With Nuhu’s goal, the Mammoths gained a 1–0 advantage they would never relinquish. The Jumbos almost equalized with 30 minutes remaining when Landa deflected Traynor’s shot and senior forward Mikey Brady headed the rebound wide.
“I think, although the goal didn’t come, we played the rest of the game with a lot of belief that we could make something happen,” Yanez said. “[When] you’re playing for a trophy, [you] keep fighting.”
In the end, the Mammoths rushed the field at full time. It was Amherst’s second consecutive NESCAC crown and seventh overall. The Mammoths’ victory also marked the third occasion that they claimed back-to-back NESCAC titles.
“Although the game didn’t go as I think we would have wanted, I’m pretty proud of the way we played,” Yanez said. “I think our energy the past couple of weeks has been really good and something that we can hopefully keep up in the NCAA Tournament.”

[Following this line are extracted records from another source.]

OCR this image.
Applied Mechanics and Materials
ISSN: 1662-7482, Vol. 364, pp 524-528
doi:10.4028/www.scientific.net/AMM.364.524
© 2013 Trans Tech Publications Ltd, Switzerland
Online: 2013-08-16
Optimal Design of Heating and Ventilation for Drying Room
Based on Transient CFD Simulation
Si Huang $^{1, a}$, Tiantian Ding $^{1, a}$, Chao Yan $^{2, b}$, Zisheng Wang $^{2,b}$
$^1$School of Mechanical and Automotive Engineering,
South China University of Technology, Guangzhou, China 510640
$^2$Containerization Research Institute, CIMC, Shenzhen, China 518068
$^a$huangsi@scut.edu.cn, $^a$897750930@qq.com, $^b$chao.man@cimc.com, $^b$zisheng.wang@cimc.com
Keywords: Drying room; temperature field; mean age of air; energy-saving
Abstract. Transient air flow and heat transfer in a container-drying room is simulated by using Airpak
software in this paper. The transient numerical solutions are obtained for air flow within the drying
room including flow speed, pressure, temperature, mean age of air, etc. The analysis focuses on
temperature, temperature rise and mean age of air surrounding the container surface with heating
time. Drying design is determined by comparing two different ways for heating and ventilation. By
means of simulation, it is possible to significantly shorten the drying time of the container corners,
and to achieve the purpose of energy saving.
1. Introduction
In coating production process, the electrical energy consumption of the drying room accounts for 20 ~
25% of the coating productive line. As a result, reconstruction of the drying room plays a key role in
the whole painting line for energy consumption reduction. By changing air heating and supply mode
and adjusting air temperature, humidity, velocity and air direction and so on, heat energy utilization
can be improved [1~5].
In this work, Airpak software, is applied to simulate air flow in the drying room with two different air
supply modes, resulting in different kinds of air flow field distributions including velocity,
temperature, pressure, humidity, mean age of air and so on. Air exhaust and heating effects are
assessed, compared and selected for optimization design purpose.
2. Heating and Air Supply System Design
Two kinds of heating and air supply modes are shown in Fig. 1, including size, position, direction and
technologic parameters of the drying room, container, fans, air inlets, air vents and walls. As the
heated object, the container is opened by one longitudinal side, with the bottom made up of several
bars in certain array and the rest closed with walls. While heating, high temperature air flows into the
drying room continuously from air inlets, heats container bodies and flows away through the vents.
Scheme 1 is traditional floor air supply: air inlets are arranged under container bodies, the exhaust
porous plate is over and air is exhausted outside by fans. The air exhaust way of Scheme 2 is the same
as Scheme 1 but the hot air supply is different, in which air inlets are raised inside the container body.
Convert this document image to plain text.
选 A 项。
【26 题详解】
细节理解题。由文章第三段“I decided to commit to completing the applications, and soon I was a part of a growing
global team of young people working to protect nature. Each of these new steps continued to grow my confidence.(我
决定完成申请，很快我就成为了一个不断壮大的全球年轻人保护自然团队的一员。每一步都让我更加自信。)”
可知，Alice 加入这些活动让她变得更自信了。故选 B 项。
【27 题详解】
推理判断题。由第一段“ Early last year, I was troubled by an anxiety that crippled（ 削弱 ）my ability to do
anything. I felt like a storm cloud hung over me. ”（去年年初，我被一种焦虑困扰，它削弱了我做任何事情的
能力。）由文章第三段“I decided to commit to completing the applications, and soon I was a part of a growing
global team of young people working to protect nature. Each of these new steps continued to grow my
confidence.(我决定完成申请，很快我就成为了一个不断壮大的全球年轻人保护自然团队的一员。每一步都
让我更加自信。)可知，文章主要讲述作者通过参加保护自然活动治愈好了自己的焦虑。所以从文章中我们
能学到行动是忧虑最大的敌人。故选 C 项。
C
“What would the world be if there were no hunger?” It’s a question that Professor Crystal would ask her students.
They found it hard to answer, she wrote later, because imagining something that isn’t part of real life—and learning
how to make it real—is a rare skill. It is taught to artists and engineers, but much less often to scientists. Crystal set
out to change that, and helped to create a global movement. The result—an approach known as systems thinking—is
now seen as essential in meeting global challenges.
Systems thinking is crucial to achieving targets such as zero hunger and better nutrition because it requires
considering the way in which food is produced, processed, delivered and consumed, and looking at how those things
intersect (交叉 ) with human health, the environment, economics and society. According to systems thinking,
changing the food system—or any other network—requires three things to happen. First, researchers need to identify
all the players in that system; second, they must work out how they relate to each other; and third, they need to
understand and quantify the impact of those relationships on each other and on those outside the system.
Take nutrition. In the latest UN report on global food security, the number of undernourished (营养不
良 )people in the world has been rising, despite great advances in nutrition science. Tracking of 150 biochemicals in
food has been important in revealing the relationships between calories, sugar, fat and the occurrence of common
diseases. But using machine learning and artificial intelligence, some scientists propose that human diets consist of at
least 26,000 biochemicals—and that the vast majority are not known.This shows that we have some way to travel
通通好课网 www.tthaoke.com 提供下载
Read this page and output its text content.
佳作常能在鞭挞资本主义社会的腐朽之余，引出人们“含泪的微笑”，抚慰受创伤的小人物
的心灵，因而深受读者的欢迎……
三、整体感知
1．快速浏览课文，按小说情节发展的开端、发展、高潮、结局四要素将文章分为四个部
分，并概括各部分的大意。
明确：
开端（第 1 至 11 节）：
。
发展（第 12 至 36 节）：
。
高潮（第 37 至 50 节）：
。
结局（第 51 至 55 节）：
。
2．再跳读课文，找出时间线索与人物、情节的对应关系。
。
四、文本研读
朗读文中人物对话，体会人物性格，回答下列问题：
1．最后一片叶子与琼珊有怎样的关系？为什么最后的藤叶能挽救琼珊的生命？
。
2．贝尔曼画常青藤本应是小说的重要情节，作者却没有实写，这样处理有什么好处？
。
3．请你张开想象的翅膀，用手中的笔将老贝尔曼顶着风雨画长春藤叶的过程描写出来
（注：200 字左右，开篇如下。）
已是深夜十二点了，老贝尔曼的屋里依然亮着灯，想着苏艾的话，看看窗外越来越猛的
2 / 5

While the loss was disappointing, the weekend, overall, was successful. The Jumbos took down the NESCAC’s top side, handing them their first loss. Moreover, the Jumbos proved that they deserve a seat at the table with the country’s best teams. They were rewarded for their stellar season by being named a host for the first and second rounds of the NCAA tournament. The Jumbos will be participating in their 12th NCAA tournament, their ninth consecutive, having won the big dance four times since 2014. The Jumbos will take on Bridgewater State, while the University of Rochester and Johnson & Wales battle it out in the other first-round clash at Bello Field.
While the NESCAC’s top prize eluded the 2023 Jumbos, a national title is still within reach. As the NCAA tournament approaches, the Jumbos are confident they can be the last squad standing.
“We feel like the sky’s the limit for this team,” Yanez said. “But I think the most important thing is staying really grounded, staying hungry and just taking it one game at a time because anything can happen.”